Prudence shrugged out of her dressing gown so that she could move her arms. Without hesitation she took his head in both hands and held him against her breast, stroking the dark waves. The pounding of her heart must surely deafen him?
“I have killed a man,” he said. There was undiluted agony in the words.
“Oh, dear heavens! Hal, please!”
She was lost, bereft of all compass and direction, and only knew that she was crying when she felt her own tears scalding the backs of her hands.
Harry lifted his head and looked down at her. His eyes were filled with pain and hunger, but he smiled with some deep and desperate mockery.
“His name was Harry Acton. I have killed my own soul, angel. And who will forgive me the enormity of
that
?”
Prudence said nothing. A torrent of pain had stolen her tongue and left her mute and helpless in his arms. But Harry laughed. He caught the neck of her night rail to bring it together and tie it at the neck. His fingers trembled a little against her throat.
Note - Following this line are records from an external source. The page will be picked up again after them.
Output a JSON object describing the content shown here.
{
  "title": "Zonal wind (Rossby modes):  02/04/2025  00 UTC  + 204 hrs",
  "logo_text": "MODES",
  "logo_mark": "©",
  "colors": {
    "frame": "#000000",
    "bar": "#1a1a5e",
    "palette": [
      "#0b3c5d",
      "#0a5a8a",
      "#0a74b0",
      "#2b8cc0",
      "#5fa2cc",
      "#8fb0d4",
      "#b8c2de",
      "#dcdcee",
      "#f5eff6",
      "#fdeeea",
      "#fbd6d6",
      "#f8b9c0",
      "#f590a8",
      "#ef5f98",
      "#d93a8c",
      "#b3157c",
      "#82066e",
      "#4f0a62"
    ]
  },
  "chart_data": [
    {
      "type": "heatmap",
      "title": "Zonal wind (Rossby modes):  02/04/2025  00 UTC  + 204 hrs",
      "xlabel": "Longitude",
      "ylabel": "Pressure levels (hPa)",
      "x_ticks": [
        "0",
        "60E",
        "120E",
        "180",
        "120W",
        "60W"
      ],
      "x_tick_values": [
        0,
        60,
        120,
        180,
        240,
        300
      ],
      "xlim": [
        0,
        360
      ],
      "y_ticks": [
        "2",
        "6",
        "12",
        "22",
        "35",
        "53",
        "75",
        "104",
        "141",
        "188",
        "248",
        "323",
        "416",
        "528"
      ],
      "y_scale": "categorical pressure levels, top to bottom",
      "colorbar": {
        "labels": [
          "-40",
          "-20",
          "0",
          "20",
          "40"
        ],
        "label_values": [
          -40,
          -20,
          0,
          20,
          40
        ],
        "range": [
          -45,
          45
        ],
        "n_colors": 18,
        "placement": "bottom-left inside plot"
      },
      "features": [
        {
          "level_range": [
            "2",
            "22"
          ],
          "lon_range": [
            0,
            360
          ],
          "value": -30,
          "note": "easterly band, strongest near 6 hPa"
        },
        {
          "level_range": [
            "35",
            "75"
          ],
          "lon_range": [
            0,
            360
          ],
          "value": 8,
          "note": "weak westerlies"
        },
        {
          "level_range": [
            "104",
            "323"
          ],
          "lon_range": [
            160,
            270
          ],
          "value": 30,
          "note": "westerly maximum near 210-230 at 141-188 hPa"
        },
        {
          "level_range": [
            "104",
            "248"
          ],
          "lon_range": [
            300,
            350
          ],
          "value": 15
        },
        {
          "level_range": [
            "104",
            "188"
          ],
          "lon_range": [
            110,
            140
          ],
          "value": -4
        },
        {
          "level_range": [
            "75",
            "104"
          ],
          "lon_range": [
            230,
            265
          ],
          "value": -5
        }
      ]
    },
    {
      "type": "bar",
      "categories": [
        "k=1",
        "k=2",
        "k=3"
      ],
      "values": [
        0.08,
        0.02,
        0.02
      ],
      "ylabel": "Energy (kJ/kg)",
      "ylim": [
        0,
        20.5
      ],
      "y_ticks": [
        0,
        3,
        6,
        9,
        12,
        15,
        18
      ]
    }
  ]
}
“By God, I think I am devilish drunk, after all! Leave my bedroom, Miss Drake, before it’s too late—and pray forgive this maudlin scene. Do I frighten you?”
Prudence shook her head.
Harry caught her to him for a moment and dropped a kiss on her forehead.
“Brave Miss Drake! Give me half an hour to swill some coffee. By then, I trust, I shall not be too damned foxed to drive. Once I deliver you safely to my mother, I’ll leave this cursed country, so you won’t be subjected to any more of my odd starts. Will that do? Take Bobby out through the kitchen door. I’ll meet you there.”